Des héroïnes africaines racontées dans un livre
La place de la femme dans l’histoire du Sénégal a été, ce samedi, au centre des discussions au Musée de la femme Henriette Bathily sise à la place du Souvenir. Des sociologues et des professeurs d'université s'y étaient donné rendez-vous pour parler du livre "Femmes de l’ombre et grandes royales dans la mémoire du continent africain".
Un baobab est immense, mais la graine en est sa mère. Et derrière chaque grand homme, il y a une femme modeste qui en est la mère. Par cette image, les sociologues ont voulu montrer l’importance de la femme dans la société. De cette dernière, ils ont échangé ce samedi, à l'occasion de la cérémonie de présentation du livre "Femmes de l’ombre et grandes royales dans la mémoire du continent africain" au musée Henriette Bathily. Une façon, pour les participants, de résorber l’oubli de la contribution des femmes dans l’histoire africaine en général et celle du Sénégal en particulier.

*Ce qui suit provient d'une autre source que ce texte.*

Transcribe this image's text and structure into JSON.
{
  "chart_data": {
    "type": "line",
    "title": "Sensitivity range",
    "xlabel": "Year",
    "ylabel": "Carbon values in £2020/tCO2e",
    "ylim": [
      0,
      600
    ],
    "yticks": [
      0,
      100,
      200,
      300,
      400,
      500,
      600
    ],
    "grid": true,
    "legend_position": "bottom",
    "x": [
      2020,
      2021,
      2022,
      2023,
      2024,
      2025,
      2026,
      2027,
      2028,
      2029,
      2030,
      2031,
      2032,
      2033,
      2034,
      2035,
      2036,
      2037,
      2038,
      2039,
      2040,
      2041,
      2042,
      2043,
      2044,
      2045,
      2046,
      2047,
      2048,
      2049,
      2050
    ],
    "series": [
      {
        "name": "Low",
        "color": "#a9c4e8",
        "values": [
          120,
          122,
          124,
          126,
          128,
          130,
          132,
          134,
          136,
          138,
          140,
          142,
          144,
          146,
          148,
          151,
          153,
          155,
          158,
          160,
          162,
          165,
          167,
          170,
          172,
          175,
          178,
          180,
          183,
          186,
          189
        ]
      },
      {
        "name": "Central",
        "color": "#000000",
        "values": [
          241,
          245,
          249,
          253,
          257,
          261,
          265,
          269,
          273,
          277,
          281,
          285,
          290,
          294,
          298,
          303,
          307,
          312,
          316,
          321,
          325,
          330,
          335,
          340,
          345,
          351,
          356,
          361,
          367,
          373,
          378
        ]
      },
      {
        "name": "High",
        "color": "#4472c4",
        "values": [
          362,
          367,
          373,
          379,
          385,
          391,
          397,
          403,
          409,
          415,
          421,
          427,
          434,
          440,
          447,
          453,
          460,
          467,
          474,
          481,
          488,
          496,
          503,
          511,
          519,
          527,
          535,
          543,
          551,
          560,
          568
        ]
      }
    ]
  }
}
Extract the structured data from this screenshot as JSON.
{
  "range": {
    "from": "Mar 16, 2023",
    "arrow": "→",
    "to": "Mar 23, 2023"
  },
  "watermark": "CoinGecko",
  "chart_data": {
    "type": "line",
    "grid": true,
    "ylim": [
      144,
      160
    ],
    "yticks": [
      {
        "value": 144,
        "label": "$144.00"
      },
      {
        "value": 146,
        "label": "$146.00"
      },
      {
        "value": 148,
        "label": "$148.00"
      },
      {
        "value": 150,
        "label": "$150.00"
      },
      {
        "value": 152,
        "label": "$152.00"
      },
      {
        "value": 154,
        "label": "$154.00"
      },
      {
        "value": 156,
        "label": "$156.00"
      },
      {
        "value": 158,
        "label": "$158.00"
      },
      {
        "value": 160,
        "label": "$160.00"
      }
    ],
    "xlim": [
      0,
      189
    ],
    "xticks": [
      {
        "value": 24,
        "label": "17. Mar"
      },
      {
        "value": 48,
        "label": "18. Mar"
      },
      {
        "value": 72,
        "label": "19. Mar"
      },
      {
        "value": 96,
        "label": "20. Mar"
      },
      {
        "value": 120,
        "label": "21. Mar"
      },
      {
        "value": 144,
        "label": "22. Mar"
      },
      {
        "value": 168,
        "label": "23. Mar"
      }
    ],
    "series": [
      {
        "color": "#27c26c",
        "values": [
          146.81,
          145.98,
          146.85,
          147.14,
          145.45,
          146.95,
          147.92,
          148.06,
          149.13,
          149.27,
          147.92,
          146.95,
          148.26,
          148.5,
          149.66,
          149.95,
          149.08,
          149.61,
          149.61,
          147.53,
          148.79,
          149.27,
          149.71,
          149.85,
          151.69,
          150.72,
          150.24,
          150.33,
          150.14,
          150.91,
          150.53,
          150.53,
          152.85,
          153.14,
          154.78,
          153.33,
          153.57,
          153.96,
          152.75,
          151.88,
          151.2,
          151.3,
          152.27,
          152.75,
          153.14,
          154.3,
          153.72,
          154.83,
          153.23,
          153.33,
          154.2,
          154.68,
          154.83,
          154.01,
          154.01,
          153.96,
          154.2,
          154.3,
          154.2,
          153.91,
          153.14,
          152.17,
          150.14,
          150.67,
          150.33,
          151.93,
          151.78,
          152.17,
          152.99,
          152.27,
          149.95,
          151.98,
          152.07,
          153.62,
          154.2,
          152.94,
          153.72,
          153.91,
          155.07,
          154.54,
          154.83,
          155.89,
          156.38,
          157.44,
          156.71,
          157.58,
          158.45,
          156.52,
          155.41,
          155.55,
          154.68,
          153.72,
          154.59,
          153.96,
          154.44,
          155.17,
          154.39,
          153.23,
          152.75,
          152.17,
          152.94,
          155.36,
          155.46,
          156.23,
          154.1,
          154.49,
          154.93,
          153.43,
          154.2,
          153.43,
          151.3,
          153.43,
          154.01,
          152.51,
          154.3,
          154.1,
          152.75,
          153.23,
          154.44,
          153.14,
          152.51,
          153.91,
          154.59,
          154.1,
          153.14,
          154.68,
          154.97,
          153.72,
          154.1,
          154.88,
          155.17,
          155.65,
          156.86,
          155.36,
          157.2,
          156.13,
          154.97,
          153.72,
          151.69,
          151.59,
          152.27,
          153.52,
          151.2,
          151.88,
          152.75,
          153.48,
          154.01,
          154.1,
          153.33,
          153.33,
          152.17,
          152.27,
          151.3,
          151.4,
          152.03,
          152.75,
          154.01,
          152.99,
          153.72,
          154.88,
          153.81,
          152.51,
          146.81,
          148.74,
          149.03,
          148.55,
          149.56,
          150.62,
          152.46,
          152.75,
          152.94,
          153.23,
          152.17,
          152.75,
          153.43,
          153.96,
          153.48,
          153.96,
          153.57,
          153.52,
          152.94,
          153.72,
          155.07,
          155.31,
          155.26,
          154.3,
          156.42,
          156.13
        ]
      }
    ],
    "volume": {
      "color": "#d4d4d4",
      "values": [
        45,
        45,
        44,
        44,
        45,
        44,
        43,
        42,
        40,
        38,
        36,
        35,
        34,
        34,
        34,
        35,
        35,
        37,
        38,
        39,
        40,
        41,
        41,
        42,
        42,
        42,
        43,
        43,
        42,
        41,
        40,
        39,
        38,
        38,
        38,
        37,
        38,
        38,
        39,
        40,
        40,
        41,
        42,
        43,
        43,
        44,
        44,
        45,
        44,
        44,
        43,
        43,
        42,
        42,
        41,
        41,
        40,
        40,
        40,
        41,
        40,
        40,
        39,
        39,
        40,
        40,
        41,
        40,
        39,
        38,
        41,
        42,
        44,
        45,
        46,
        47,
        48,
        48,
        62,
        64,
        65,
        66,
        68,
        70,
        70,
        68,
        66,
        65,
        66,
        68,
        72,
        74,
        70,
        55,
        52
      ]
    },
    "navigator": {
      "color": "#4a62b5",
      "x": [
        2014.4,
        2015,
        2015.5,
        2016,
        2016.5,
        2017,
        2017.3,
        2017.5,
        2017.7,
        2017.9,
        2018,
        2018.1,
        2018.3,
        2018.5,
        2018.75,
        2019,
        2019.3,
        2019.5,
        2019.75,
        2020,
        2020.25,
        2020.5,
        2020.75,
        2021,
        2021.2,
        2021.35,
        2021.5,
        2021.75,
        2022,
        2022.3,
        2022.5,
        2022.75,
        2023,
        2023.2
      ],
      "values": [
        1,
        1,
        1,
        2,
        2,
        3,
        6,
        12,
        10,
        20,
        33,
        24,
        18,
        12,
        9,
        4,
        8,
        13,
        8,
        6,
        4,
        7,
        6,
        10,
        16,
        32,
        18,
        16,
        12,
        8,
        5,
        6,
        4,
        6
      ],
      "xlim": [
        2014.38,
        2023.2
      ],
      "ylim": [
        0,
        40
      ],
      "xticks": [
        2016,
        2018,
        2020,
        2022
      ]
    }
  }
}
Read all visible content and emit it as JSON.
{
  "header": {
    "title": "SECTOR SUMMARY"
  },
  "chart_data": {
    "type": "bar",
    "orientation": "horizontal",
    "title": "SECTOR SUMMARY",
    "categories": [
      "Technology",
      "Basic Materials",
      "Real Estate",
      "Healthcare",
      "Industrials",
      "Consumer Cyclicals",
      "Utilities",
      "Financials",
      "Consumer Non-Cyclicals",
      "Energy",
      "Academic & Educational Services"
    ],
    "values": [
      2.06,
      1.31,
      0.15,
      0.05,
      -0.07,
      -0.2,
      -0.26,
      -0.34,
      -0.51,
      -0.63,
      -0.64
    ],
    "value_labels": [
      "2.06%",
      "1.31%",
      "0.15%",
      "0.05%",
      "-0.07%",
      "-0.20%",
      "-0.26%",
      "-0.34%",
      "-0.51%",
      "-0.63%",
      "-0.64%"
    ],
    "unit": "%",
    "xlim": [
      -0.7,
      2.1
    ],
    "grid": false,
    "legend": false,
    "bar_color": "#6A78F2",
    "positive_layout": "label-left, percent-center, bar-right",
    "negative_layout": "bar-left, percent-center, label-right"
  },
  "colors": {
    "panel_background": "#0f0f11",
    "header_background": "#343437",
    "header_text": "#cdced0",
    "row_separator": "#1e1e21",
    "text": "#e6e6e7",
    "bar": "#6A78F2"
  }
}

Cet ouvrage (Présence africaine, 2004) écrit par la Française Jacqueline Sorel et Simone Gomis-Pierron, qui est d’origine sénégalaise, a été le prétexte pour échanger sur le sujet. Dans l’ouvrage, sont publiés les portraits d’une vingtaine de femmes du continent africain, "qui ont joué un rôle dans l’histoire générale de l’Afrique", allant de Lucy "la gracile des origines", à la princesse Yennenga, "l’amazone des Mossis" du Burkina Faso, en passant par Anne Pépin, "l’accueillante du chevalier de Boufflers" au Sénégal.
Ainsi, ces femmes, anciennes journalistes à Radio France internationale (Rfi), ont essayé de réécrire l'histoire, en donnant à la femme africaine la place qui a toujours été la sienne. Elles démontrent, exemples à l'appui, comment les femmes ont participé à la fabrique de l’histoire et comment elles ont occupé une grande place dans la société.
Selon la sociologue Fatou Sow, si parfois les femmes sont oubliées, c’est parce que le monde contemporain est ‘’patriarcal’’. Tout ce qui intéresse, c’est ce que font les hommes. De plus en plus, les femmes sont reléguées au second plan. ‘’On se rend compte que l’histoire est écrite de manière tout à fait masculine et la plupart des personnages sont des hommes. C'est ce qui ressort de l’histoire en général, aussi bien dans celle orale que dans celle écrite. Le plus souvent, on ne parle que des hommes'’, constate le professeur. Alors que, relève-t-elle pour s'en désoler, "personne n’a jamais expliqué aux Sénégalais que les femmes qui étaient au Rda (Ndlr : Rassemblement démocratique africain) et au moment de la loi cadre, se sont battues pour l’indépendance du Sénégal. Ces femmes, personne ne les connaît et, pourtant, elles étaient relativement contemporaines. Il était donc important de les sortir de l'ombre dans lequel les a installées l’histoire telle qu’elle est racontée officiellement''.
Pour Fatou Sow, le plus important, dans ce genre d’ouvrage, ‘’c’est de montrer comment ces femmes participent à la fabrique de l’histoire’’.
Toutefois, le professeur de lettres, Massamba Guèye, n’est pas du même avis que la sociologue. Selon lui, dans la littérature orale, la femme est bien présente. ‘’La réalité est que l'on ne retrouve pas dans l’histoire africaine des traces d’une quelconque pensée orale ou écrite qui nie la primauté de la femme sur la gestion de la société. "Notre société, dit-il, est une société qui a subi trois influences dont celles traditionnelle, occidentale et arabe. De ce fait, la place qu’on donne à la femme dépend des lieux où elle se trouve’’, a-t-il souligné. A son avis, ‘’la véritable question qu'il faut se poser aujourd’hui, c’est comment faire pour restituer la vérité de l’histoire que les femmes africaines comprennent, comme on le voit dans les 30 modèles proposés dans le livre, que ce sont des femmes qui ont été toujours à l’extérieur de la maison, qui ont aussi su gérer la maison. C'est cela la vérité des faits. Mais l'histoire est parfois travestie. La participation de la femme dans la construction de nos pays a été d'une grande importance’’, a-t-il expliqué.